From the December 2010 issue of Investment Advisor • Subscribe!

Jazz, Children and Retirement

Good investment advisors, I would argue, are like jazz musicians.

As I was preparing for the third annual Retirement Income Symposium in Chicago in early November, I had a discussion with Mark Cortazzo, an advisor with MACRO Consulting in New Jersey who was talking about how the best-laid plans for clients gang aft agley (my words, following Robert Burns, not Mark’s). It can be the client’s own obstinacy or prejudices that keep her from following up or heading in the wrong direction after a plan is written; often, Mark pointed out, it can be well-intentioned or ill-intentioned family members that nudge the client off the path. That’s when I lit upon a new metaphor for the work you do.

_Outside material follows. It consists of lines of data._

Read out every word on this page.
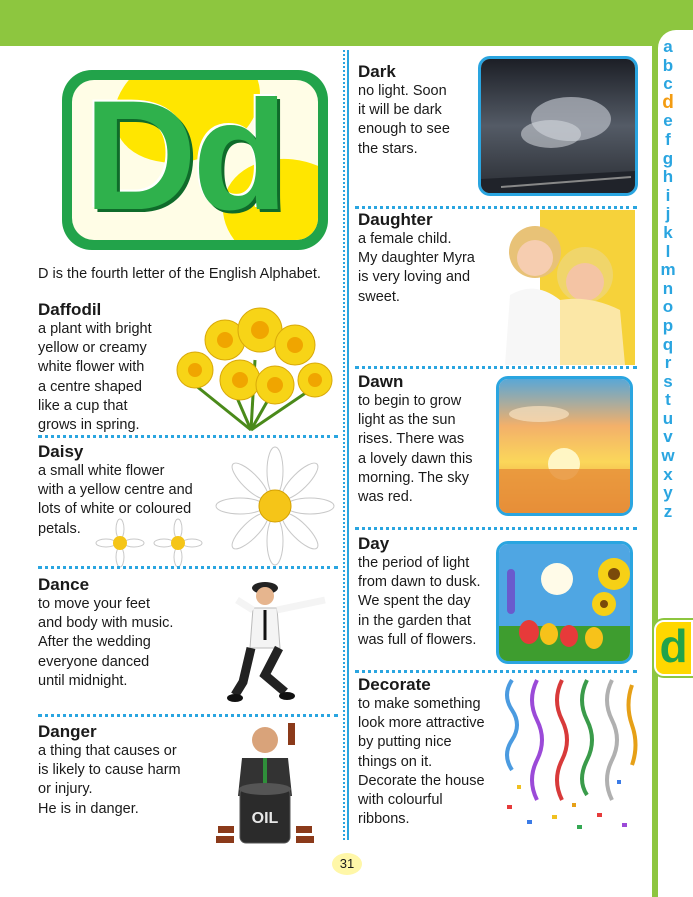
a
b
c
d
e
f
g
h
i
j
k
l
m
n
o
p
q
r
s
t
u
v
w
x
y
z
d
Dd
D is the fourth letter of the English Alphabet.
Daffodil
a plant with bright
yellow or creamy
white flower with
a centre shaped
like a cup that
grows in spring.
Daisy
a small white flower
with a yellow centre and
lots of white or coloured
petals.
Dance
to move your feet
and body with music.
After the wedding
everyone danced
until midnight.
Danger
a thing that causes or
is likely to cause harm
or injury.
He is in danger.
OIL
Dark
no light. Soon
it will be dark
enough to see
the stars.
Daughter
a female child.
My daughter Myra
is very loving and
sweet.
Dawn
to begin to grow
light as the sun
rises. There was
a lovely dawn this
morning. The sky
was red.
Day
the period of light
from dawn to dusk.
We spent the day
in the garden that
was full of flowers.
Decorate
to make something
look more attractive
by putting nice
things on it.
Decorate the house
with colourful
ribbons.
31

Good investment advisors, I would argue, are like jazz musicians. Any decent musician will tell you that getting all the notes right in a composition is only the very beginning of making music. Like a jazz musician who needs first to master the melody, it’s only when you’re performing with—and playing off—other musicians that music is made. You have to improvise off that melody in order to be a good musician. You have to work with the other members of your band, and then sell that song to your audience by adding subtleties of tempo or softness or loudness—“dynamics” in music parlance—that gets your audience to pay attention and listen to that tune.

As an advisor, it’s one thing, and an important accomplishment, to get your “notes” correctly when it comes to a plan for clients, but then you have to start making music. You have to convince your clients to stick to the plan, monitor the plan and make adjustments as the other “players” in your jazz combo—the markets, regulation, life—present you with the need to improvise.

Here’s a new theme that you may have to improvise off: During his presentation at the Retirement Income Symposium, David Macchia of Wealth2k mentioned in passing the growing trend of adult children who live with their parents long past the point when the children of a previous generation (like mine) would have headed off on their own. The trend has been exacerbated, the Pew Research Center reported last year, by the recession.

Macchia suggested there might be a chance that we’d return to the concept of “retirement” that prevailed for, oh, the last 500 years or so, when multiple generations of the same family lived together, and each helped the other according to their needs. The ways that boomers raised their children—keeping them very close at hand, especially in the economic classes that would and will produce your clients—suggests, I would argue, that those children may very well stay close to, or in, your clients’ homes for some time to come. They will be an economic burden for a longer period of time for those clients, but perhaps they will also constitute human capital that can be relied on during your clients’ retirement and old age.

Those are the notes, among many other discordant sounds coming from the capital markets and our capitalistic society and the nation’s capital. Now it’s your turn, as always, to improvise some beautiful music for your clients.